Muhaimin juga menyebut program ini sebagai bukti konkret penggunaan APBN yang tepat sasaran untuk masyarakat miskin. Menurutnya, kebijakan efisiensi anggaran negara diarahkan agar setiap rupiah belanja pemerintah memberikan manfaat nyata bagi kelompok yang paling membutuhkan.
“Sekolah rakyat adalah salah satu politik anggaran yang mengalami berbagai skenario baru dan perubahan luar biasa. Apa yang terjadi di balik efisiensi anggaran sejak awal adalah agar seluruh APBN berdampak langsung dan benar-benar dirasakan oleh masyarakat yang paling membutuhkan,” tegasnya.
Hingga saat ini, tercatat 166 Sekolah Rakyat tersebar di 34 provinsi dengan menjangkau lebih dari 15.820 siswa dari keluarga miskin.
Program ini tidak hanya memberikan akses pendidikan, tetapi juga menghadirkan fasilitas dan ekosistem pembelajaran yang sebelumnya sulit dijangkau oleh masyarakat rentan.
“Oleh karena itu, Sekolah Rakyat selain menanggulangi dan memutus rantai kemiskinan, juga merupakan sistem pendidikan yang adaptif dan kompetitif,” kata Muhaimin.
Ia menegaskan pentingnya keberlanjutan program melalui penguatan tata kelola dan pengembangan masa depan lulusan. Menurutnya, para alumni Sekolah Rakyat harus dipersiapkan agar terhubung langsung dengan dunia kerja, dunia usaha, maupun jalur profesi strategis sesuai potensi masing-masing.
“Lulusan Sekolah Rakyat harus menjadi agen pemberdayaan. Siswa yang berbakat akan terus diberi akses yang memadai,” ujarnya.
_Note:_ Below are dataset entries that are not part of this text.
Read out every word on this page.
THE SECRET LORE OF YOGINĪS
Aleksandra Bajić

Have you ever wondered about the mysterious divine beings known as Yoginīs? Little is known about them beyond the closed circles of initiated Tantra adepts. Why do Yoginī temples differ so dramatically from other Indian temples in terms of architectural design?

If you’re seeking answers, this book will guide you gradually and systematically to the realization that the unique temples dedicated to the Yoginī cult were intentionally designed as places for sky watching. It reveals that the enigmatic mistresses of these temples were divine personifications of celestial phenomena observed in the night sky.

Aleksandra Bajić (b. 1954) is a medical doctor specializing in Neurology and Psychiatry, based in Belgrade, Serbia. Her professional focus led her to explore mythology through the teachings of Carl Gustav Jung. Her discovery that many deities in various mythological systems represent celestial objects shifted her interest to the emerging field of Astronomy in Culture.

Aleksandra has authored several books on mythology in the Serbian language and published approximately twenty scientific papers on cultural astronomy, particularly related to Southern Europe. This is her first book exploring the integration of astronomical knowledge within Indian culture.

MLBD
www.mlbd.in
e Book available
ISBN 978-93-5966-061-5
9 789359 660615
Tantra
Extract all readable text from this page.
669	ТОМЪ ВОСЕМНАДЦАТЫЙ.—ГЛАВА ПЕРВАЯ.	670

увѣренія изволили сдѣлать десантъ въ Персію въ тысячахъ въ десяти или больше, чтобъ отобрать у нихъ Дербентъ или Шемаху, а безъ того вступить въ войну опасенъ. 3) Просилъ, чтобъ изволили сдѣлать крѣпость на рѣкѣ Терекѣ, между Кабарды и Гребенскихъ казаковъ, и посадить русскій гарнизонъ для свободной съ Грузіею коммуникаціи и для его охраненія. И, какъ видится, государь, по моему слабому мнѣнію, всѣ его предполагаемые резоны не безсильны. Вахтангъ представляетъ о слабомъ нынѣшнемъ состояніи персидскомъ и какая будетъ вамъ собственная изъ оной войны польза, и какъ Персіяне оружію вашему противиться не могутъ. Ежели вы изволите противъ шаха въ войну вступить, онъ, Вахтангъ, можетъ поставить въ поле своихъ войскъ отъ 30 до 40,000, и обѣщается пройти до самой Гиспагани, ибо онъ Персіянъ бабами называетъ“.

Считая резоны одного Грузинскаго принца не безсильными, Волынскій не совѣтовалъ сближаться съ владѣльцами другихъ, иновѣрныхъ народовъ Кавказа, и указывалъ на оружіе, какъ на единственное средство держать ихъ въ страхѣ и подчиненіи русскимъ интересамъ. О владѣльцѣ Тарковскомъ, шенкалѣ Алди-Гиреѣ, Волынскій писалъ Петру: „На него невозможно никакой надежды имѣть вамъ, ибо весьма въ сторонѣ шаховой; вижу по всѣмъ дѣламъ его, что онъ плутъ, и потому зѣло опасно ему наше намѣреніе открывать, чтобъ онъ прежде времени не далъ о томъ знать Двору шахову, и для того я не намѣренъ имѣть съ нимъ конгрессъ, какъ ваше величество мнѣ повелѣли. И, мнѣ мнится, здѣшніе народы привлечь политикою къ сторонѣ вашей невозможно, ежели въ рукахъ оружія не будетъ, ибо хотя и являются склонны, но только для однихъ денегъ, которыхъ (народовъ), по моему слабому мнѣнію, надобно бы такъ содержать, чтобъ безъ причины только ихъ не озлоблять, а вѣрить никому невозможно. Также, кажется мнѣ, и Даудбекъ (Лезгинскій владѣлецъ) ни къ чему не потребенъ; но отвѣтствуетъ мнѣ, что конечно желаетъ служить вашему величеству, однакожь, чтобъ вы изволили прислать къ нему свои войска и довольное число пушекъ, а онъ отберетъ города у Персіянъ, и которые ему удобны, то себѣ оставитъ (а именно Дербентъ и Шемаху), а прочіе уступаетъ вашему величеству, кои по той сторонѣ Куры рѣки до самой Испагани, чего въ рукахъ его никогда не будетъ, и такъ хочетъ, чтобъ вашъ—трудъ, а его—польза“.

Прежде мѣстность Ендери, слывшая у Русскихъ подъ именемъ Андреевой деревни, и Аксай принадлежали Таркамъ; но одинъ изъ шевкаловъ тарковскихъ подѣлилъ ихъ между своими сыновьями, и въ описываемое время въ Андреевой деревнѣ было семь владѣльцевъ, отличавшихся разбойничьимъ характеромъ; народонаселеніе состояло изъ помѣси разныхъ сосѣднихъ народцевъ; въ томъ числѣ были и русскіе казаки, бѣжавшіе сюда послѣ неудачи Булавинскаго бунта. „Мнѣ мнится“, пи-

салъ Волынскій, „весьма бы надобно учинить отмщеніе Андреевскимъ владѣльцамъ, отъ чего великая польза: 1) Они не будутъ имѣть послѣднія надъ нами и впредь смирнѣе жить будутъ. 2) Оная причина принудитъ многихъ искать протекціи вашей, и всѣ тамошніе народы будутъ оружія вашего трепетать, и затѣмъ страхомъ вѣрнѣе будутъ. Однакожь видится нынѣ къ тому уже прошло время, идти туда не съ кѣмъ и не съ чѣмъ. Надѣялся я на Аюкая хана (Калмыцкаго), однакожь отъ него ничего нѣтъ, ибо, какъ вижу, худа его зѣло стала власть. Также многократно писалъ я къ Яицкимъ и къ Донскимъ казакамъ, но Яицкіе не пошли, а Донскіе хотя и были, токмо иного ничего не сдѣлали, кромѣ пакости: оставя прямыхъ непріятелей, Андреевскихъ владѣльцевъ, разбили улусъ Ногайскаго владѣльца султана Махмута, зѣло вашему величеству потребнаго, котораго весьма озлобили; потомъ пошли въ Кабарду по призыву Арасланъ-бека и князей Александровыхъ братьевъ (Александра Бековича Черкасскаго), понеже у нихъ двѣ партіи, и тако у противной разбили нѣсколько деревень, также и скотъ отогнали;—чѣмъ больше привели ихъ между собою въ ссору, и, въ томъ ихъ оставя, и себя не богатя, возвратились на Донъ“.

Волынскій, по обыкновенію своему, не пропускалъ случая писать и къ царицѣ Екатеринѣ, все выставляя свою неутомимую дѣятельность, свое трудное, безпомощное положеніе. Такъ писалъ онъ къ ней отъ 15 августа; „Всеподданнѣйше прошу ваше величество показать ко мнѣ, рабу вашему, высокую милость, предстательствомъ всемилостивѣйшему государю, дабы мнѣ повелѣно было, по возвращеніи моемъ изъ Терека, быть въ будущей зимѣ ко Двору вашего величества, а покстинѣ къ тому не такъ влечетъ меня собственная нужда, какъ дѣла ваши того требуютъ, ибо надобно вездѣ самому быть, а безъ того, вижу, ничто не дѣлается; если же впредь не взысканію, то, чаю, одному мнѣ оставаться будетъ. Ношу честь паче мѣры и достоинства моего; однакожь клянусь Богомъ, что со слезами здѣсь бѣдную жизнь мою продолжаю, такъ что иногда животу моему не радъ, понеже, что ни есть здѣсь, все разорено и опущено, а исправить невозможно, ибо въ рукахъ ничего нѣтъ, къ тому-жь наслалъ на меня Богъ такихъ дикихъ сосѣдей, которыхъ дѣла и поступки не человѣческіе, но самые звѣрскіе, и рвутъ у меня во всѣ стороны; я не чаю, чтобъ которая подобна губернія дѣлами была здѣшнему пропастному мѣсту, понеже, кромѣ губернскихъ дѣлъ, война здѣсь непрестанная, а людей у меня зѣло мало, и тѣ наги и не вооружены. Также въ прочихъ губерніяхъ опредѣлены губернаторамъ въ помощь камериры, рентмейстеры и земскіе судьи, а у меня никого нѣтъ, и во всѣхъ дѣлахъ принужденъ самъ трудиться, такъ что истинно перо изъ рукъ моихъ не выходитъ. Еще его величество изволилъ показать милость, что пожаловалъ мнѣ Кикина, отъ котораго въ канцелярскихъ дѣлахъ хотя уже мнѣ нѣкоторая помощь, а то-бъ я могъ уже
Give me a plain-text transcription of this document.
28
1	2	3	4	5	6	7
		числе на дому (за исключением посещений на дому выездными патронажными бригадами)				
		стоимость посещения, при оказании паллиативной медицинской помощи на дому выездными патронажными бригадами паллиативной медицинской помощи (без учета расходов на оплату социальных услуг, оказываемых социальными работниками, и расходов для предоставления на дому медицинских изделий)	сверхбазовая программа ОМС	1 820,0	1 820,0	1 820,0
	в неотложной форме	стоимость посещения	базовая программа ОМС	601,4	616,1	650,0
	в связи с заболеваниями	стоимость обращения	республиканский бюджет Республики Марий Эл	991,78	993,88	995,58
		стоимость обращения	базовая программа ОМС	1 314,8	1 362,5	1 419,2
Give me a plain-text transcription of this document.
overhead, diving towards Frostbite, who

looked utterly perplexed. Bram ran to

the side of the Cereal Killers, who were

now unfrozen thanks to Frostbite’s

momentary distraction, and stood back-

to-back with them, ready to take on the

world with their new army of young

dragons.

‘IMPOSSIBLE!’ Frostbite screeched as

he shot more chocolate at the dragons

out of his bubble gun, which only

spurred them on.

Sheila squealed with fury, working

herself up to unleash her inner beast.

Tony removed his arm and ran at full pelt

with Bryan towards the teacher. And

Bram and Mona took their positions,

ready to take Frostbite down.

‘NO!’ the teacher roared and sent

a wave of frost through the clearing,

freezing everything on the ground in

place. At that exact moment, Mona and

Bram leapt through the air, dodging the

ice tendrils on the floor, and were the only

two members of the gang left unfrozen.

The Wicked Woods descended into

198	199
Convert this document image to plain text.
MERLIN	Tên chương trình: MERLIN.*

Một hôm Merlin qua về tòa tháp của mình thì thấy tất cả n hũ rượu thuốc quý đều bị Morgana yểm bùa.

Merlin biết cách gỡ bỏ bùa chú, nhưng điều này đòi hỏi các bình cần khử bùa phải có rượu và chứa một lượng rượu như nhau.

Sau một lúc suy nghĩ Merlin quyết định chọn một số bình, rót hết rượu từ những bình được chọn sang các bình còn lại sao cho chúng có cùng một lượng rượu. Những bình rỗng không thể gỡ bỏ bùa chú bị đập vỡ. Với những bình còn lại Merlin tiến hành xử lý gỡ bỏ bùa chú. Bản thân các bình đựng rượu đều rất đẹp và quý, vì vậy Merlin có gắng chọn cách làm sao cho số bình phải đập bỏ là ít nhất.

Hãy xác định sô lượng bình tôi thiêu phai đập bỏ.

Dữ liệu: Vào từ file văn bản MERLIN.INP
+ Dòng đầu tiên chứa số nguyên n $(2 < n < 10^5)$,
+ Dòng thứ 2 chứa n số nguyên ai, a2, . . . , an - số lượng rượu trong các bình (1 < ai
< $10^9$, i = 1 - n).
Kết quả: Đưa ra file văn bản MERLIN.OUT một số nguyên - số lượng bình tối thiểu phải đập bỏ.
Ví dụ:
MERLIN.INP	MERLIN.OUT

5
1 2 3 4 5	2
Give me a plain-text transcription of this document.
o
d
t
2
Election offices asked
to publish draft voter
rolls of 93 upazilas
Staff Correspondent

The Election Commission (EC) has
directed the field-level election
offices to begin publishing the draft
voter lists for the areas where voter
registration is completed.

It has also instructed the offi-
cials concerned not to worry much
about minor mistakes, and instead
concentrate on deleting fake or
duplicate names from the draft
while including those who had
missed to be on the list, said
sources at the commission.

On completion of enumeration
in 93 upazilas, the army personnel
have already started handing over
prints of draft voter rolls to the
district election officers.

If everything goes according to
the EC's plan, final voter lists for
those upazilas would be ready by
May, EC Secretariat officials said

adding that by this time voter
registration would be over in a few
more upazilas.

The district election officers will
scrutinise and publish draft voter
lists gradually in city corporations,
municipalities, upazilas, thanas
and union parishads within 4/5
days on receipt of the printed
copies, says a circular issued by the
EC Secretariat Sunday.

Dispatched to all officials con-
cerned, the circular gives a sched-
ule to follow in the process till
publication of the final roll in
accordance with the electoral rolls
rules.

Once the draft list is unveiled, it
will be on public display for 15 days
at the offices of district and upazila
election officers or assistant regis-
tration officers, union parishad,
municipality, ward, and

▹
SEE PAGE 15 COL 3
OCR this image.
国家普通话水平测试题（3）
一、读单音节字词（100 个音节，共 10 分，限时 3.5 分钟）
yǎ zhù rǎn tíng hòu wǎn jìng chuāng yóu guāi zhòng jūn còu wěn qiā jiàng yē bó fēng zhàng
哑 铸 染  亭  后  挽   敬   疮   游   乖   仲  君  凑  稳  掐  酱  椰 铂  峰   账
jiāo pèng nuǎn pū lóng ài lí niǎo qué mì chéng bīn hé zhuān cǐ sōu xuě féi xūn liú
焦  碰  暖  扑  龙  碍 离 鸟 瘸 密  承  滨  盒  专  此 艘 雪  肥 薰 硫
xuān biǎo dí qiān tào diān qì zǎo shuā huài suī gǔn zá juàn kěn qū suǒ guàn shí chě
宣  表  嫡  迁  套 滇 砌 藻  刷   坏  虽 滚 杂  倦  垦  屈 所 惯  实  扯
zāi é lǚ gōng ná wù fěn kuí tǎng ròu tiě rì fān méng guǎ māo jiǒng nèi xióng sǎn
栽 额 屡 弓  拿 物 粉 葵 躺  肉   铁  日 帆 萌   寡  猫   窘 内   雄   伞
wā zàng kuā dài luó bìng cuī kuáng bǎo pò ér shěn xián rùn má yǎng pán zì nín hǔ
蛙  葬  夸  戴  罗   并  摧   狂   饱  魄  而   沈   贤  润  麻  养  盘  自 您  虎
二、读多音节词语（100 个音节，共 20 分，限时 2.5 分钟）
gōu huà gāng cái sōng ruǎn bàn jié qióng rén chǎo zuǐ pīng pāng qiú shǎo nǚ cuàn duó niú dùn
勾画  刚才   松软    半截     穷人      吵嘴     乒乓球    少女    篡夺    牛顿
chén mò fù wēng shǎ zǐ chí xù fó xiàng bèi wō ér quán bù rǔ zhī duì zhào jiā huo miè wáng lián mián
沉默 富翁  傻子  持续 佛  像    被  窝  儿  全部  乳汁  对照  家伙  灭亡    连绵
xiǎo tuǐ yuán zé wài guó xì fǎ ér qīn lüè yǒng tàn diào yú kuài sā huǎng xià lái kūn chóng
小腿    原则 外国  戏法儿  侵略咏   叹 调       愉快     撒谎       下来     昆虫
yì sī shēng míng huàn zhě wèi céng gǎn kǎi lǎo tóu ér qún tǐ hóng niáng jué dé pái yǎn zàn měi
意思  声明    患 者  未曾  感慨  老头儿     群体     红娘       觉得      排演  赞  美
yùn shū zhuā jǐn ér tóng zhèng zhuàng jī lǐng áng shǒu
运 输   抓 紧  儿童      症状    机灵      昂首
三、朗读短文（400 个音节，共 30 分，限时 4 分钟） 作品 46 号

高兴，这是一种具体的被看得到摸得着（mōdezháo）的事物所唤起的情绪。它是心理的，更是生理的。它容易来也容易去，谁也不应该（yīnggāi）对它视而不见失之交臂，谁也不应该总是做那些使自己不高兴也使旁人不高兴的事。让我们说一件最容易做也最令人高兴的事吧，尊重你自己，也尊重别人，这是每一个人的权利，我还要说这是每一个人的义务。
Muhaimin juga menilai program ini tidak hanya berdampak pada anak sebagai peserta didik, tetapi menjadi pemicu perubahan dalam keluarga dan lingkungan sosial.
“Sekolah rakyat telah berjalan hampir satu tahun dan mencetak prestasi-prestasi luar biasa sehingga bisa menjadi harapan utama dalam penanggulangan kemiskinan di tanah air,” tambahnya.
Dalam kesempatan yang sama, Menteri Sosial Saifullah Yusuf mengapresiasi Muhaimin sebagai sosok yang pertama kali mendeklarasikan penyelenggaraan Sekolah Rakyat atas arahan Presiden pada awal 2025.
Ia menyebut, saat ini sudah ada 93 gedung Sekolah Rakyat dalam proses pembangunan, dengan 69 persen ditargetkan tuntas pada Juni 2026 untuk segera digunakan dalam proses pembelajaran.
Kini, pemerintah juga mulai membangun gedung permanen Sekolah Rakyat dengan kapasitas hingga 1.000 siswa yang mencakup jenjang SD, SMP, hingga SMA.
Jika seluruh pembangunan rampung sesuai target pada Juli 2026, pemerintah akan menambah sekitar 32.000 siswa baru di berbagai kabupaten/kota.
Dengan penambahan tersebut, total peserta didik Sekolah Rakyat tahun ini diperkirakan mencapai lebih dari 49.000 siswa.